The scope of Aristotle’s scientific research is astonishing. Much of it is concerned with the classification of animals into genus and species; more than 500 species figure in his treatises, many of them described in detail. The myriad items of information about the anatomy, diet, habitat, modes of copulation, and reproductive systems of mammals, reptiles, fish, and insects are a melange of minute investigation and vestiges of superstition. In some cases his unlikely stories about rare species of fish were proved accurate many centuries later. In other places he states clearly and fairly a biological problem that took millennia to solve, such as the nature of embryonic development.
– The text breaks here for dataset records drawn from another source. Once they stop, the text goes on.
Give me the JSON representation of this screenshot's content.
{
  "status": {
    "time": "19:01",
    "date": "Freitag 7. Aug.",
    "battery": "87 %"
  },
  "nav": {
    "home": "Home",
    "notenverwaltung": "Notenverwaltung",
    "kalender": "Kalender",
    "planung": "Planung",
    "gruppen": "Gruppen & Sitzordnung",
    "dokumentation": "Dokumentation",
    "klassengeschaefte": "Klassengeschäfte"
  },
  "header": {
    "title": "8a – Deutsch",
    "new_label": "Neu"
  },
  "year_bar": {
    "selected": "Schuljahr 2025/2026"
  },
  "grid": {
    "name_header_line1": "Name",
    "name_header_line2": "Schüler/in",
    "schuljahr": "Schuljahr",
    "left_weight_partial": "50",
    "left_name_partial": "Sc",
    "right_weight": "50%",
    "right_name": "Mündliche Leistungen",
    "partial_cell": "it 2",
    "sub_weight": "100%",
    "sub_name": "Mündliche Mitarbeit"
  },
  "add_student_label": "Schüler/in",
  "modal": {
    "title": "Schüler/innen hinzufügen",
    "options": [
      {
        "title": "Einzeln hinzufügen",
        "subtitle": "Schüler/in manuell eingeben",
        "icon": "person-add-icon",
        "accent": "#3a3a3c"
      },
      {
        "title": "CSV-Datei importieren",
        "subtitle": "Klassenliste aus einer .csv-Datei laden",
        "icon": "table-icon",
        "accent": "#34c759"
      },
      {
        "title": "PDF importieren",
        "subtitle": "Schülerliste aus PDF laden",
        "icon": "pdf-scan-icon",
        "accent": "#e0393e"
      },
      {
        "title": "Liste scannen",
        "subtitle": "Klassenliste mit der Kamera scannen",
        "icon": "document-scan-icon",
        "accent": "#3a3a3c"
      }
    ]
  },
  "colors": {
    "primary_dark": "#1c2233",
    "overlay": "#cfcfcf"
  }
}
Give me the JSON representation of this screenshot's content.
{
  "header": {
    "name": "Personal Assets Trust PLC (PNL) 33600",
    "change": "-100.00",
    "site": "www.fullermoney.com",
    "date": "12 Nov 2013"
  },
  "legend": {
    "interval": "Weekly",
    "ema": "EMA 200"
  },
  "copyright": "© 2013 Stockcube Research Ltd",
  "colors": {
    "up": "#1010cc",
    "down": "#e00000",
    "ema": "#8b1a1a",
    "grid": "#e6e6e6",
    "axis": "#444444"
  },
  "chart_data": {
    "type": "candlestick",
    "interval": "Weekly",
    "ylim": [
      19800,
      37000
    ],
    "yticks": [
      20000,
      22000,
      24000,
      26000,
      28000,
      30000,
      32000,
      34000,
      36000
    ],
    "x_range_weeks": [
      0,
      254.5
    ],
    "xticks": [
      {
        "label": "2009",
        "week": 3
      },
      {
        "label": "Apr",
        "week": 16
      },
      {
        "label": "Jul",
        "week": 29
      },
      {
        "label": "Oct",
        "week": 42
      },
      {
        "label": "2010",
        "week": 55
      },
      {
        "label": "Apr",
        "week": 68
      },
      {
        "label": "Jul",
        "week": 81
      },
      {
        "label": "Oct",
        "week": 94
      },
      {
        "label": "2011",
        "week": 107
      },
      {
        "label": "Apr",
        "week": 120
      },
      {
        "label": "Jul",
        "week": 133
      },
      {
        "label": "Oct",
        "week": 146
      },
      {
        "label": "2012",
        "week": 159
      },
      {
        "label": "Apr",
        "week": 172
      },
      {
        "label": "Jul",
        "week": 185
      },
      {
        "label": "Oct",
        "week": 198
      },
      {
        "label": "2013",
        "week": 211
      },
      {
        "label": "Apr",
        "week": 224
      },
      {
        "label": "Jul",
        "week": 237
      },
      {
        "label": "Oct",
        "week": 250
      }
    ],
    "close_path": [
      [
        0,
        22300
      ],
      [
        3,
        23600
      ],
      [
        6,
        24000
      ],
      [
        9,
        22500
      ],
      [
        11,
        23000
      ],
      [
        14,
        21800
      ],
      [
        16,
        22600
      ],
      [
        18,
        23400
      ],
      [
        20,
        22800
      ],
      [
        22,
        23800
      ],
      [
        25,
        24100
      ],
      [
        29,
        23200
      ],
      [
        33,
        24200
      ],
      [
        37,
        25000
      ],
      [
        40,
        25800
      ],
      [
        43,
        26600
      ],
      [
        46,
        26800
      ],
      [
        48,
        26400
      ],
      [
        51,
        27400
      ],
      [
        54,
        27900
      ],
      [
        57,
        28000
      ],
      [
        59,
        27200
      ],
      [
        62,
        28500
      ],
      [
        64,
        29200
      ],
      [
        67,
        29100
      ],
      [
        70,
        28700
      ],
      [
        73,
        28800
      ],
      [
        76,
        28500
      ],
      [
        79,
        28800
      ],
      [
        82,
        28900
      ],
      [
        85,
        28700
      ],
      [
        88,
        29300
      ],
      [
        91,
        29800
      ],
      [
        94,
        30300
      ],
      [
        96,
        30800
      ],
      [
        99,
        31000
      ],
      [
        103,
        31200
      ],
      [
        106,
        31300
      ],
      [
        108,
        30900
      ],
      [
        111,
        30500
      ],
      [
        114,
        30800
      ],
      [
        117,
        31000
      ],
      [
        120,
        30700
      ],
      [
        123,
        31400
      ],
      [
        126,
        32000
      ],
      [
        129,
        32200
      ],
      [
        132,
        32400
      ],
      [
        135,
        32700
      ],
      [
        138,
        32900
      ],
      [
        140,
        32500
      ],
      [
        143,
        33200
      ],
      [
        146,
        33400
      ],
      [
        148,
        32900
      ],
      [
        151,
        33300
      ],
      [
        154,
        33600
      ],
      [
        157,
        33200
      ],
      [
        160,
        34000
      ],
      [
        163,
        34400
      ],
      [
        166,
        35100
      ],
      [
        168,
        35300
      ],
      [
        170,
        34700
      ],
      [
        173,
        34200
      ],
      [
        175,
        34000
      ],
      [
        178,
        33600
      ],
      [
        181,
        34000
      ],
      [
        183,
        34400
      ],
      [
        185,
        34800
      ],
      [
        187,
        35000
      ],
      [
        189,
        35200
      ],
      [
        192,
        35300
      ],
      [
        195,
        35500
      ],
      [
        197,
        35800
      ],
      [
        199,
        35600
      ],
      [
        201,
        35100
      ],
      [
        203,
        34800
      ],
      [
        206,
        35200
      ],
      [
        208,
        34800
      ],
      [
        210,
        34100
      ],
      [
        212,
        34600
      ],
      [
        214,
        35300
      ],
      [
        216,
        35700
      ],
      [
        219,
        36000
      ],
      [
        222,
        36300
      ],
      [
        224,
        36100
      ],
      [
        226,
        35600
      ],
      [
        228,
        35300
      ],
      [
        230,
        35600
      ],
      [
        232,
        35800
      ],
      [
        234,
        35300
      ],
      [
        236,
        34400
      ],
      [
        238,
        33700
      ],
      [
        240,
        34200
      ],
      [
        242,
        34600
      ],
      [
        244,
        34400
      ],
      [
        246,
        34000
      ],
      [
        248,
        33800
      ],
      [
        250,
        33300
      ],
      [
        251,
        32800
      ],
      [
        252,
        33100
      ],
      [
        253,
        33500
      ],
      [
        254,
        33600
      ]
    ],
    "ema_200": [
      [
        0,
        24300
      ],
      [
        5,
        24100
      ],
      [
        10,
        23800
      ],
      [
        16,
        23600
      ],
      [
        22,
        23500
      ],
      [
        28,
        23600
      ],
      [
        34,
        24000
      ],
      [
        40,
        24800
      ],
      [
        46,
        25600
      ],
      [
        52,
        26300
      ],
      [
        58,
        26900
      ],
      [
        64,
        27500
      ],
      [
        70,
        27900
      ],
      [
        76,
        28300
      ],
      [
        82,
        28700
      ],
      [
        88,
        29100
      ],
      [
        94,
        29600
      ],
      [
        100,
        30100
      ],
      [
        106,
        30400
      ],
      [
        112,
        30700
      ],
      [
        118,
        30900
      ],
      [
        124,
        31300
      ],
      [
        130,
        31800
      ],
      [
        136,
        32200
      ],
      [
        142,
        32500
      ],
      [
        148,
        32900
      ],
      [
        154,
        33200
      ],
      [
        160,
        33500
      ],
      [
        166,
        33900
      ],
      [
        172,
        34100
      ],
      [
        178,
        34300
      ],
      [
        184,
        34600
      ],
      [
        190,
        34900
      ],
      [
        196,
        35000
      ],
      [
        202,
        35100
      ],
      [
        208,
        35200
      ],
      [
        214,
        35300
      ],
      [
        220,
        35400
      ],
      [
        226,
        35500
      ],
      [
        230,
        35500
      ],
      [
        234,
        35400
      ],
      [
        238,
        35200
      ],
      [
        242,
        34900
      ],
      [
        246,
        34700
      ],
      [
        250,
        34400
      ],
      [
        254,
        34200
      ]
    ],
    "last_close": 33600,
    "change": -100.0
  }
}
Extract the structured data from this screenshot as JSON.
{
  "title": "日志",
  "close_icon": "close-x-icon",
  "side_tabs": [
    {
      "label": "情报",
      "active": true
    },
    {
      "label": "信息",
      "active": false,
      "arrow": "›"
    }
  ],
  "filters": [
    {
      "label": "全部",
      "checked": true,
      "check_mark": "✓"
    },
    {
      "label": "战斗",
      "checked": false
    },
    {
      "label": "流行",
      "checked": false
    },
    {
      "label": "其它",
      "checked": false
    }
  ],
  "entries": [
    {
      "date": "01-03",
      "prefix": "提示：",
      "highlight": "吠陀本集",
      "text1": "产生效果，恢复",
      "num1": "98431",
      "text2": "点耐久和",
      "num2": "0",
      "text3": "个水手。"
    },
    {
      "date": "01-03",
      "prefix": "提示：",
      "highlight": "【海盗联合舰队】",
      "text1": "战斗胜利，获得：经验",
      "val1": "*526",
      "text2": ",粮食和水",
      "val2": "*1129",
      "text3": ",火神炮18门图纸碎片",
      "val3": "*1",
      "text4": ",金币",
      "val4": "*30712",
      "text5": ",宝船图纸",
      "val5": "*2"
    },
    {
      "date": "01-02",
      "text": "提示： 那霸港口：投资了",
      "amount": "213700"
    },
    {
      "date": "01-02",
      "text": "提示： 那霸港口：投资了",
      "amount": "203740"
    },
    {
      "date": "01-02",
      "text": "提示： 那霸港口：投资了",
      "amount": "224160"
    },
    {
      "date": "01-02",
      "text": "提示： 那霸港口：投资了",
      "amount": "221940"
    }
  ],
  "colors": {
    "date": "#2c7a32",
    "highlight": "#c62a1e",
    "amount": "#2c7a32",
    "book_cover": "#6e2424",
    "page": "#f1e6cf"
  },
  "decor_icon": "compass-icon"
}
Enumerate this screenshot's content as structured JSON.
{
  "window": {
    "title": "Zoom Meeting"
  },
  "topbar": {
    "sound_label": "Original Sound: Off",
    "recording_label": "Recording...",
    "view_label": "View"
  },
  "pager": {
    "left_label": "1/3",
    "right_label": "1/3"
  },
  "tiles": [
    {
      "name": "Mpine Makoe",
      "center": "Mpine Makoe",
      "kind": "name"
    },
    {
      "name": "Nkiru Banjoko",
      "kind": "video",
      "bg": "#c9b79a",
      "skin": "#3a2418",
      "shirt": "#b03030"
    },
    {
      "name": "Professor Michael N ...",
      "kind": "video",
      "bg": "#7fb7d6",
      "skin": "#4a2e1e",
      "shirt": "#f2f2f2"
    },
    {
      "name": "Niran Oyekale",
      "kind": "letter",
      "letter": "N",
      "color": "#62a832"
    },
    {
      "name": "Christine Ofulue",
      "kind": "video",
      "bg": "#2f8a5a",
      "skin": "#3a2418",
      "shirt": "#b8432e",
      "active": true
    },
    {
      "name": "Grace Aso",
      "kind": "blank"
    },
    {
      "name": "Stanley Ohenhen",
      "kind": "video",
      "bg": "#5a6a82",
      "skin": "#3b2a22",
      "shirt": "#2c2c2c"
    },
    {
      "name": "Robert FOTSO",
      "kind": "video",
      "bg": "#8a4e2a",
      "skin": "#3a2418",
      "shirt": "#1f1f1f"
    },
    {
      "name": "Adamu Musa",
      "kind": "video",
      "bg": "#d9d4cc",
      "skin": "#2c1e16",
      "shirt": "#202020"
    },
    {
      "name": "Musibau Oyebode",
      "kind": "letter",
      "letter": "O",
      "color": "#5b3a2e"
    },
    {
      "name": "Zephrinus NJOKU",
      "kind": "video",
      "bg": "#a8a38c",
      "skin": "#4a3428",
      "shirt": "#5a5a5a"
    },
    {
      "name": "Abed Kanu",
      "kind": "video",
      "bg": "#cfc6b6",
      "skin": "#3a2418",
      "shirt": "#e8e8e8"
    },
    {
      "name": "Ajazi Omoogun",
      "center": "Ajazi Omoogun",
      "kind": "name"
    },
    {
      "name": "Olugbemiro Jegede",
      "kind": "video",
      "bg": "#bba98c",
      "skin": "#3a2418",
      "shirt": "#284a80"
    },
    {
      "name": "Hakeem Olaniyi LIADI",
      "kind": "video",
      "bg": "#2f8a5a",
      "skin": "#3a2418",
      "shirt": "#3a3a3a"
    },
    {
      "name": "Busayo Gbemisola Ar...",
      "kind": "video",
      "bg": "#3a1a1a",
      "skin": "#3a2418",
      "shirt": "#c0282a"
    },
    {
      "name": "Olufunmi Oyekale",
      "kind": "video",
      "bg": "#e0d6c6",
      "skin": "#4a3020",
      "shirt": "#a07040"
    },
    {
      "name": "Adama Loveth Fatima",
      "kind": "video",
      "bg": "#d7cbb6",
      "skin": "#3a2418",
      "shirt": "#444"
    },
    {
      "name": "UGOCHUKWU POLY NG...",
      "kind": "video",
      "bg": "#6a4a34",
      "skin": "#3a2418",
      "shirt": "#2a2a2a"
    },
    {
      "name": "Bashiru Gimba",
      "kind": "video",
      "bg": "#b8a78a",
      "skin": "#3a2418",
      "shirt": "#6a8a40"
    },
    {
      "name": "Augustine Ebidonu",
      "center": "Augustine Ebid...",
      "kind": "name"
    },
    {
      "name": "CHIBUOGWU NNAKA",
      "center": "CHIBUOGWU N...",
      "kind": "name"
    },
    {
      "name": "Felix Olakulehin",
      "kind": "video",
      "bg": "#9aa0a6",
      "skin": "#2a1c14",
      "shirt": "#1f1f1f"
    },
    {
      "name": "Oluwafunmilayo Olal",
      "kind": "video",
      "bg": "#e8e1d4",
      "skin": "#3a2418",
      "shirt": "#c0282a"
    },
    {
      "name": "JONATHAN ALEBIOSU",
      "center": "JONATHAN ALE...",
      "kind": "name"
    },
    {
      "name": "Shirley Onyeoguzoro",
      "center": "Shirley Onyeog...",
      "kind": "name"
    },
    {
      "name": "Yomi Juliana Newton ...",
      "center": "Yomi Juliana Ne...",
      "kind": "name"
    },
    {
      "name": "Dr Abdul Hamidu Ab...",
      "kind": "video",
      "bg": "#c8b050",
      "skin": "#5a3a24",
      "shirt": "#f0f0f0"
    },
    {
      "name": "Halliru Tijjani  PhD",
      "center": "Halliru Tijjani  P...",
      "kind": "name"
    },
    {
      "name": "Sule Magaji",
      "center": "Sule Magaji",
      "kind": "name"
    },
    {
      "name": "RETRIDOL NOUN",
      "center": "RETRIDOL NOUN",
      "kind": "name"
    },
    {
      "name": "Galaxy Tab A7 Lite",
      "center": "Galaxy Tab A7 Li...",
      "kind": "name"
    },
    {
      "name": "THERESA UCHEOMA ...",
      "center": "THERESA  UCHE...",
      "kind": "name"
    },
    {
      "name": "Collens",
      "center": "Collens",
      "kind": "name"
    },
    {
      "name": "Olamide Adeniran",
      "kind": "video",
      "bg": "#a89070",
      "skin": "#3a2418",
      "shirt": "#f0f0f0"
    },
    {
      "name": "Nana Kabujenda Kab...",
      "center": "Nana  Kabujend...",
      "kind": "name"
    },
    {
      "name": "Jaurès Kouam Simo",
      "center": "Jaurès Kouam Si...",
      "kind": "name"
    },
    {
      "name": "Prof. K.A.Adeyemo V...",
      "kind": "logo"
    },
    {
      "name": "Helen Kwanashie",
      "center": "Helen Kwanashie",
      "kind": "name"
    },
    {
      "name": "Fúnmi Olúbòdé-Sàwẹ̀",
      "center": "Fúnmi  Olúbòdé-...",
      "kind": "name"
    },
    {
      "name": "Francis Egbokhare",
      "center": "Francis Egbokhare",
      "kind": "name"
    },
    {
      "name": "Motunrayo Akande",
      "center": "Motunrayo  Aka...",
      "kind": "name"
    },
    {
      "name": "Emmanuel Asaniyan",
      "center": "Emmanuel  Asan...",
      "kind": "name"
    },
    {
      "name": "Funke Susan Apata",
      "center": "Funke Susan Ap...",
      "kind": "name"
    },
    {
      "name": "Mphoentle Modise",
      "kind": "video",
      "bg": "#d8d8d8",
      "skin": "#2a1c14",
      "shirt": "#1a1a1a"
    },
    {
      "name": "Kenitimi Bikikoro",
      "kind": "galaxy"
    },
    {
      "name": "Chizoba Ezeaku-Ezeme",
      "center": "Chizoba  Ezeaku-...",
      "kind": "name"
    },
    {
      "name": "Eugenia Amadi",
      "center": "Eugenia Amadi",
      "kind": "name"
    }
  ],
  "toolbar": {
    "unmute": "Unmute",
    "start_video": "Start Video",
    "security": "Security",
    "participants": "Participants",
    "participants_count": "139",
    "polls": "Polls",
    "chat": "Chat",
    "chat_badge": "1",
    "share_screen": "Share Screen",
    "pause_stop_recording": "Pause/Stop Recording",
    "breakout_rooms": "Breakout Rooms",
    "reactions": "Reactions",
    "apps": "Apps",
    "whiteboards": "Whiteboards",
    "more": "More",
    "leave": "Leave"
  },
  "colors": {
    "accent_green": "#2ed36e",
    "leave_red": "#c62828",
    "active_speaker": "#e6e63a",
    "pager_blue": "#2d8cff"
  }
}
Despite an admixture of the fabulous, Aristotle’s biological works must be regarded as a stupendous achievement. His inquiries were conducted in a genuinely scientific spirit, and he was always ready to confess ignorance where evidence was insufficient. Whenever there is a conflict between theory and observation, one must trust observation, he insisted, and theories are to be trusted only if their results conform with the observed phenomena.
In 343 or 342 Aristotle was summoned by Philip II to the Macedonian capital at Pella to act as tutor to Philip’s 13-year-old son, the future Alexander the Great. Little is known of the content of Aristotle’s instruction; although the Rhetoric to Alexander was included in the Aristotelian corpus for centuries, it is now commonly regarded as a forgery. By 326 Alexander had made himself master of an empire that stretched from the Danube to the Indus and included Libya and Egypt. Ancient sources report that during his campaigns Alexander arranged for biological specimens to be sent to his tutor from all parts of Greece and Asia Minor.